In many of the problems involving similar triangles, you will be asked to prove that the triangles are similar. The easiest way to do this is to show that all the angles are congruent or have an equal measure.

We can use one of the tools are our disposal to show angles are congruent:

1. If there are vertical angles they are congruent.

2. If there are corresponding angles between parallel lines, they are congruent.

3. If there are congruent triangles, all their angles are congruent.

The tool we choose will depend on the question – are there parallel lines involved, are there similar triangles, etc.

Remember that since the sum of all angles in a triangle is 180°, to show that all three pairs of angles are the same, it is enough to show that two pairs of angles have the same measure, and the third pair will also be the same, and each one of the angles in the third pair will measure 180° minus the sum of the other two. For short, this is often designated as “Angle-Angle”, or AA.

## Problem

Line segment DE is parallel to the base, BC, of triangle ΔABC. show that ΔABC∼ ΔADE.

## Strategy

Since we are given two parallel lines, this is the hint to use the fact that corresponding angles between parallel lines are congruent.

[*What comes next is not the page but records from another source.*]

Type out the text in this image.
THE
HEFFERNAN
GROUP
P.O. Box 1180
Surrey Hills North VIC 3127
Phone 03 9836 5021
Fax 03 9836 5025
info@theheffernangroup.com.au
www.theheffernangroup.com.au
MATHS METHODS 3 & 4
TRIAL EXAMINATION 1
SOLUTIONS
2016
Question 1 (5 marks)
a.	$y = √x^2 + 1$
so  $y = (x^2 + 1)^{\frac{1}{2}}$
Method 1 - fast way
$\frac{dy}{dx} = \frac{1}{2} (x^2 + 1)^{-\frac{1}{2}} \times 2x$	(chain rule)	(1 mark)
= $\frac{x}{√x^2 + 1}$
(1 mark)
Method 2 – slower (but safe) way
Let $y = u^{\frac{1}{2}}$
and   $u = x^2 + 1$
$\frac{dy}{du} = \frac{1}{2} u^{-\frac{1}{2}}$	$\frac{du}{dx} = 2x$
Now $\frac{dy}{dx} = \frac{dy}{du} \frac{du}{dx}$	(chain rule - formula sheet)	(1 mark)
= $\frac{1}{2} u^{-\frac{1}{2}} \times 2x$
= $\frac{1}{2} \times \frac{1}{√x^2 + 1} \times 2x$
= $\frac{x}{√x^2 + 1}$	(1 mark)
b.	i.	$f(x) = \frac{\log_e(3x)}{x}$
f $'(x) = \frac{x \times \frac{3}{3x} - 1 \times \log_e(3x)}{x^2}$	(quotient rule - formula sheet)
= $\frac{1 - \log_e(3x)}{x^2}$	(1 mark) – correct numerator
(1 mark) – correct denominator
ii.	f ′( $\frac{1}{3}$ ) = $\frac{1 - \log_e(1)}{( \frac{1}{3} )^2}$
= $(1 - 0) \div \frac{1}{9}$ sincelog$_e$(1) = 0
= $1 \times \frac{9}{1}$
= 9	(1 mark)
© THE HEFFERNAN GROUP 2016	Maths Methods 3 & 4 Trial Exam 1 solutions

DE is parallel to BC, and the two legs of the triangle ΔABC form transversal lines intersecting the parallel lines, so the corresponding angles are congruent.

## Proof

(1) ∠BAC≅∠DAE //Common angle to both triangles

(2) DE || BC //Given

(3) ∠ABC≅∠ADE //Corresponding angles of two parallel lines intersected by a transversal

(4) ∠ACB≅∠AED //Corresponding angles of two parallel lines intersected by a transversal

(5) ΔABC∼ ΔADE //All three angles are congruent (AAA)